Memes are an interesting aspect of Internet culture. The term meme originates from Richard Dawkins in his book ‘the selfish gene’ who argued that memes were culture that is transmitted ‘brain to brain’. This was heavily contested for two key reasons. Firstly, there are issues with defining what a meme is. Secondly, we do not study culture by focusing on a single ideas, but instead culture is studied on a broader scale as ideas do not exist in isolation.

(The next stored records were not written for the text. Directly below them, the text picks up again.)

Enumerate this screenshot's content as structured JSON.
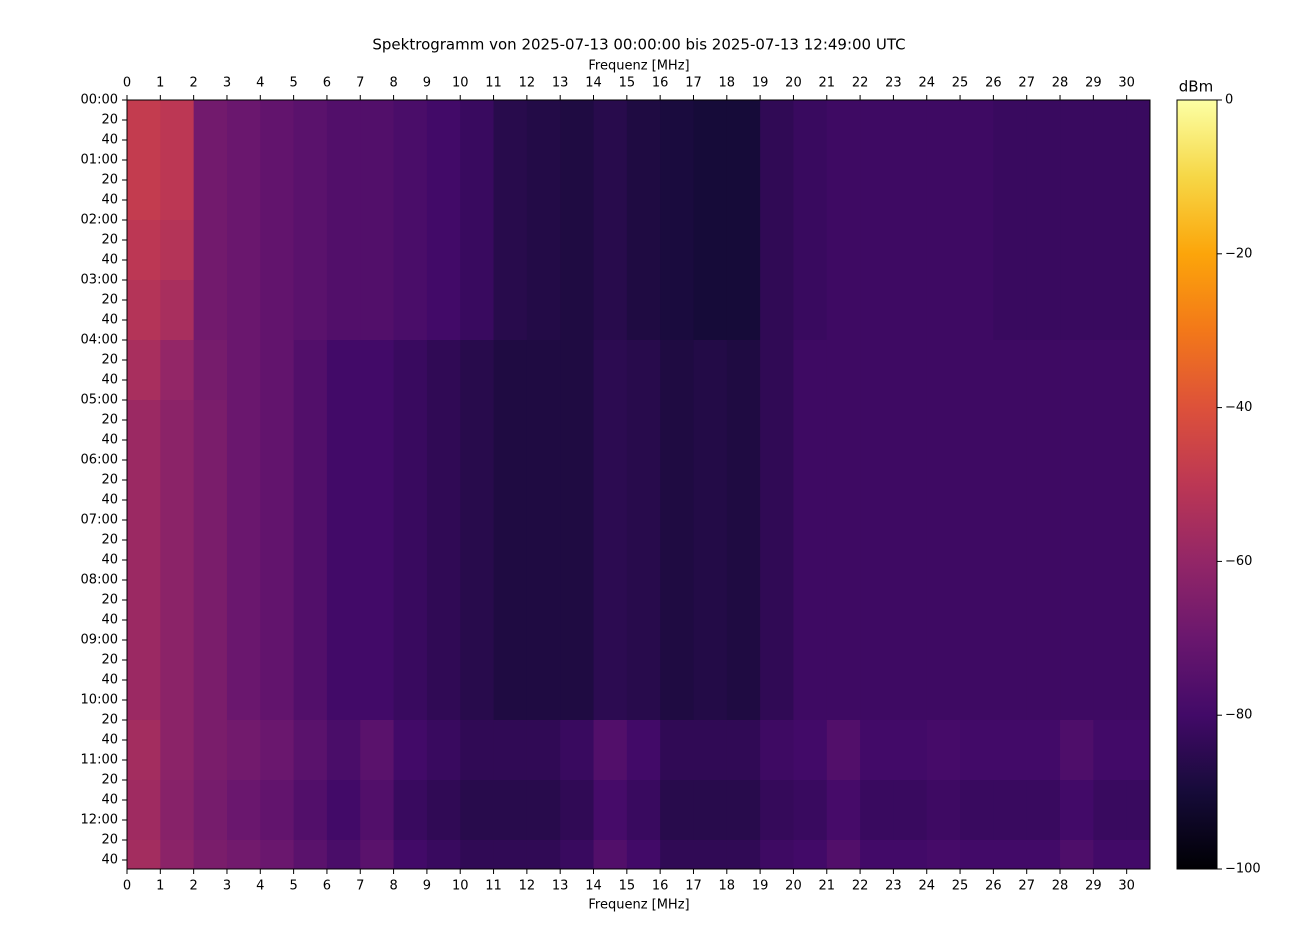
{
  "chart_data": {
    "type": "heatmap",
    "title": "Spektrogramm von 2025-07-13 00:00:00 bis 2025-07-13 12:49:00 UTC",
    "xlabel": "Frequenz [MHz]",
    "xlabel_top": "Frequenz [MHz]",
    "colorbar_label": "dBm",
    "colormap": "inferno",
    "y_inverted": true,
    "x_bins": [
      0,
      1,
      2,
      3,
      4,
      5,
      6,
      7,
      8,
      9,
      10,
      11,
      12,
      13,
      14,
      15,
      16,
      17,
      18,
      19,
      20,
      21,
      22,
      23,
      24,
      25,
      26,
      27,
      28,
      29,
      30,
      30.7
    ],
    "y_bins": [
      0,
      60,
      120,
      180,
      240,
      300,
      360,
      420,
      480,
      540,
      600,
      620,
      680,
      740,
      769
    ],
    "values": [
      [
        -48,
        -50,
        -68,
        -70,
        -72,
        -74,
        -76,
        -76,
        -78,
        -80,
        -82,
        -86,
        -87,
        -88,
        -86,
        -88,
        -89,
        -90,
        -90,
        -84,
        -82,
        -81,
        -81,
        -81,
        -81,
        -81,
        -82,
        -82,
        -82,
        -82,
        -82
      ],
      [
        -48,
        -50,
        -68,
        -70,
        -72,
        -74,
        -76,
        -76,
        -78,
        -80,
        -82,
        -86,
        -87,
        -88,
        -86,
        -88,
        -89,
        -90,
        -90,
        -84,
        -82,
        -81,
        -81,
        -81,
        -81,
        -81,
        -82,
        -82,
        -82,
        -82,
        -82
      ],
      [
        -50,
        -52,
        -68,
        -70,
        -72,
        -74,
        -76,
        -76,
        -78,
        -80,
        -82,
        -86,
        -87,
        -88,
        -86,
        -88,
        -89,
        -90,
        -90,
        -84,
        -82,
        -81,
        -81,
        -81,
        -81,
        -81,
        -82,
        -82,
        -82,
        -82,
        -82
      ],
      [
        -52,
        -55,
        -68,
        -70,
        -72,
        -74,
        -76,
        -76,
        -78,
        -80,
        -82,
        -86,
        -87,
        -88,
        -86,
        -88,
        -89,
        -90,
        -90,
        -84,
        -82,
        -81,
        -81,
        -81,
        -81,
        -81,
        -82,
        -82,
        -82,
        -82,
        -82
      ],
      [
        -55,
        -60,
        -67,
        -70,
        -72,
        -76,
        -80,
        -80,
        -82,
        -84,
        -86,
        -88,
        -88,
        -88,
        -85,
        -86,
        -88,
        -87,
        -88,
        -84,
        -81,
        -81,
        -81,
        -81,
        -81,
        -81,
        -81,
        -81,
        -81,
        -81,
        -81
      ],
      [
        -58,
        -62,
        -66,
        -70,
        -72,
        -76,
        -80,
        -80,
        -82,
        -84,
        -86,
        -88,
        -88,
        -88,
        -85,
        -86,
        -88,
        -87,
        -88,
        -84,
        -81,
        -81,
        -81,
        -81,
        -81,
        -81,
        -81,
        -81,
        -81,
        -81,
        -81
      ],
      [
        -58,
        -62,
        -66,
        -70,
        -72,
        -76,
        -80,
        -80,
        -82,
        -84,
        -86,
        -88,
        -88,
        -88,
        -85,
        -86,
        -88,
        -87,
        -88,
        -84,
        -81,
        -81,
        -81,
        -81,
        -81,
        -81,
        -81,
        -81,
        -81,
        -81,
        -81
      ],
      [
        -58,
        -62,
        -66,
        -70,
        -72,
        -76,
        -80,
        -80,
        -82,
        -84,
        -86,
        -88,
        -88,
        -88,
        -85,
        -86,
        -88,
        -87,
        -88,
        -84,
        -81,
        -81,
        -81,
        -81,
        -81,
        -81,
        -81,
        -81,
        -81,
        -81,
        -81
      ],
      [
        -58,
        -62,
        -66,
        -70,
        -72,
        -76,
        -80,
        -80,
        -82,
        -84,
        -86,
        -88,
        -88,
        -88,
        -85,
        -86,
        -88,
        -87,
        -88,
        -84,
        -81,
        -81,
        -81,
        -81,
        -81,
        -81,
        -81,
        -81,
        -81,
        -81,
        -81
      ],
      [
        -58,
        -62,
        -66,
        -70,
        -72,
        -76,
        -80,
        -80,
        -82,
        -84,
        -86,
        -88,
        -88,
        -88,
        -85,
        -86,
        -88,
        -87,
        -88,
        -84,
        -81,
        -81,
        -81,
        -81,
        -81,
        -81,
        -81,
        -81,
        -81,
        -81,
        -81
      ],
      [
        -58,
        -62,
        -66,
        -70,
        -72,
        -76,
        -80,
        -80,
        -82,
        -84,
        -86,
        -88,
        -88,
        -88,
        -85,
        -86,
        -88,
        -87,
        -88,
        -84,
        -81,
        -81,
        -81,
        -81,
        -81,
        -81,
        -81,
        -81,
        -81,
        -81,
        -81
      ],
      [
        -56,
        -62,
        -66,
        -68,
        -70,
        -74,
        -78,
        -74,
        -80,
        -82,
        -84,
        -84,
        -84,
        -82,
        -76,
        -80,
        -84,
        -84,
        -84,
        -81,
        -80,
        -76,
        -80,
        -80,
        -79,
        -80,
        -80,
        -80,
        -77,
        -80,
        -80
      ],
      [
        -57,
        -63,
        -67,
        -70,
        -72,
        -76,
        -80,
        -76,
        -82,
        -84,
        -86,
        -86,
        -86,
        -84,
        -79,
        -82,
        -86,
        -86,
        -86,
        -83,
        -82,
        -79,
        -82,
        -82,
        -81,
        -82,
        -82,
        -82,
        -80,
        -82,
        -82
      ],
      [
        -56,
        -62,
        -66,
        -68,
        -70,
        -74,
        -78,
        -74,
        -80,
        -82,
        -84,
        -84,
        -84,
        -82,
        -76,
        -80,
        -84,
        -84,
        -84,
        -81,
        -80,
        -76,
        -80,
        -80,
        -79,
        -80,
        -80,
        -80,
        -77,
        -80,
        -80
      ]
    ],
    "xlim": [
      0,
      30.7
    ],
    "xticks": [
      0,
      1,
      2,
      3,
      4,
      5,
      6,
      7,
      8,
      9,
      10,
      11,
      12,
      13,
      14,
      15,
      16,
      17,
      18,
      19,
      20,
      21,
      22,
      23,
      24,
      25,
      26,
      27,
      28,
      29,
      30
    ],
    "ylim": [
      0,
      769
    ],
    "yticks": [
      {
        "value": 0,
        "label": "00:00"
      },
      20,
      40,
      {
        "value": 60,
        "label": "01:00"
      },
      {
        "value": 80,
        "label": "20"
      },
      {
        "value": 100,
        "label": "40"
      },
      {
        "value": 120,
        "label": "02:00"
      },
      {
        "value": 140,
        "label": "20"
      },
      {
        "value": 160,
        "label": "40"
      },
      {
        "value": 180,
        "label": "03:00"
      },
      {
        "value": 200,
        "label": "20"
      },
      {
        "value": 220,
        "label": "40"
      },
      {
        "value": 240,
        "label": "04:00"
      },
      {
        "value": 260,
        "label": "20"
      },
      {
        "value": 280,
        "label": "40"
      },
      {
        "value": 300,
        "label": "05:00"
      },
      {
        "value": 320,
        "label": "20"
      },
      {
        "value": 340,
        "label": "40"
      },
      {
        "value": 360,
        "label": "06:00"
      },
      {
        "value": 380,
        "label": "20"
      },
      {
        "value": 400,
        "label": "40"
      },
      {
        "value": 420,
        "label": "07:00"
      },
      {
        "value": 440,
        "label": "20"
      },
      {
        "value": 460,
        "label": "40"
      },
      {
        "value": 480,
        "label": "08:00"
      },
      {
        "value": 500,
        "label": "20"
      },
      {
        "value": 520,
        "label": "40"
      },
      {
        "value": 540,
        "label": "09:00"
      },
      {
        "value": 560,
        "label": "20"
      },
      {
        "value": 580,
        "label": "40"
      },
      {
        "value": 600,
        "label": "10:00"
      },
      {
        "value": 620,
        "label": "20"
      },
      {
        "value": 640,
        "label": "40"
      },
      {
        "value": 660,
        "label": "11:00"
      },
      {
        "value": 680,
        "label": "20"
      },
      {
        "value": 700,
        "label": "40"
      },
      {
        "value": 720,
        "label": "12:00"
      },
      {
        "value": 740,
        "label": "20"
      },
      {
        "value": 760,
        "label": "40"
      }
    ],
    "clim": [
      -100,
      0
    ],
    "cticks": [
      0,
      {
        "value": -20,
        "label": "−20"
      },
      {
        "value": -40,
        "label": "−40"
      },
      {
        "value": -60,
        "label": "−60"
      },
      {
        "value": -80,
        "label": "−80"
      },
      {
        "value": -100,
        "label": "−100"
      }
    ]
  }
}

However, the term meme has been appropriated for use to describe the viral sharing of information. As a result a meme can be either a video or image that has had viral success. A popular series of memes are cat based. Below is two cat memes. The first is a variation of the ‘If I fits I sit’ meme that emerged in 2011. The second is a video meme called ‘Nyan Cat’ also from 2011 which has had at the time of writing 119,811,155 views on Youtube.

if its not for sits

These examples highlight an important issue with whether it is possible for memes to spread information about environmental issues. Internet culture is very fast moving and a key aspect of the success of an meme is a requirement that the meme is general enough to be used in a variety of ways or mutated to be used with other memes. This means novelty is an important aspect in the spread of memes. Another core aspect is that memes are often spread for entertainment or because the meme  represents a personal belief or identity.

The sharing of memes for entertainment and identity can be seen in the Brony subculture. This is the mostly male adult fans of My Little Pony: Friendship is Magic that emerged over 4 years ago originally on a website called 4chan. Pony memes became so popular on 4chan (reaching over 6000 posts per day) that they introduced new rules which led to the deletion and banning of pony memes. This was eventually reversed by 4chan with the creation of a pony board /MLP/.

However, pony memes have proved to have high survivability within Internet culture. At the time of writing the Knowyourmeme.com website has an image gallery of over 207 thousand pony images (far larger than any other meme image gallery on the website). This is due to the memes being created for both entertainment and also it is mutated to be used with other memes. For example the creation of pony versions of popular memes like ‘Its dangerous to go alone take this’

Due to memes being shared for entertainment it does call into question the ability for memes to be used to communicate serious issues such as climate change. While there are environmental memes shared they don’t often leave the environmental networks to be seen by a wider audience. There has been two examples I have seen that has managed to get a wider audience and both have been examples of culture jamming. Culture jamming is when you take a corporate or governmental message and subvert it.

The first example is from Greenpeace. This video was used to get people to sign up to a petition to pressure Lego to end a partnership deal with Shell. This was highly successful. The emotionally powerful video uses a depressing version of the upbeat song ‘Everything is awesome’ from the highly successful Lego movie. The success was due to the subversion of a popular song from the successful movie. This video has been viewed over 7 million times.

The second example this time aims to increase awareness of the use of palm oil in Doritos. This video is designed as a parody of adverts with a nice sharp twist ending. This has been viewed over 2 million times. However, the impact of this video is questionable. The video is funny and as a result could have been shared for the entertainment value rather than the serious environmental message that it aims to give to the viewer.

In conclusion, while there are occasional environmental memes that achieve wide viral success it is questionable the impact they have on the user. In particular, the palm oil example may simply be a success due to the entertaining nature of the video. Even then compared to other viral videos such as ‘Nyan cat’ the viewer count is relatively tiny.

The ability of memes to spread environmental information will be explored in more depth in my through a series of focus groups as part of my PhD. I plan to produce a journal article on this subject, but I will make a blog post about my findings when I have completed transcription and analysis eventually. However, the ability for memes to be an effective way to communicate climate change does seem to be very questionable.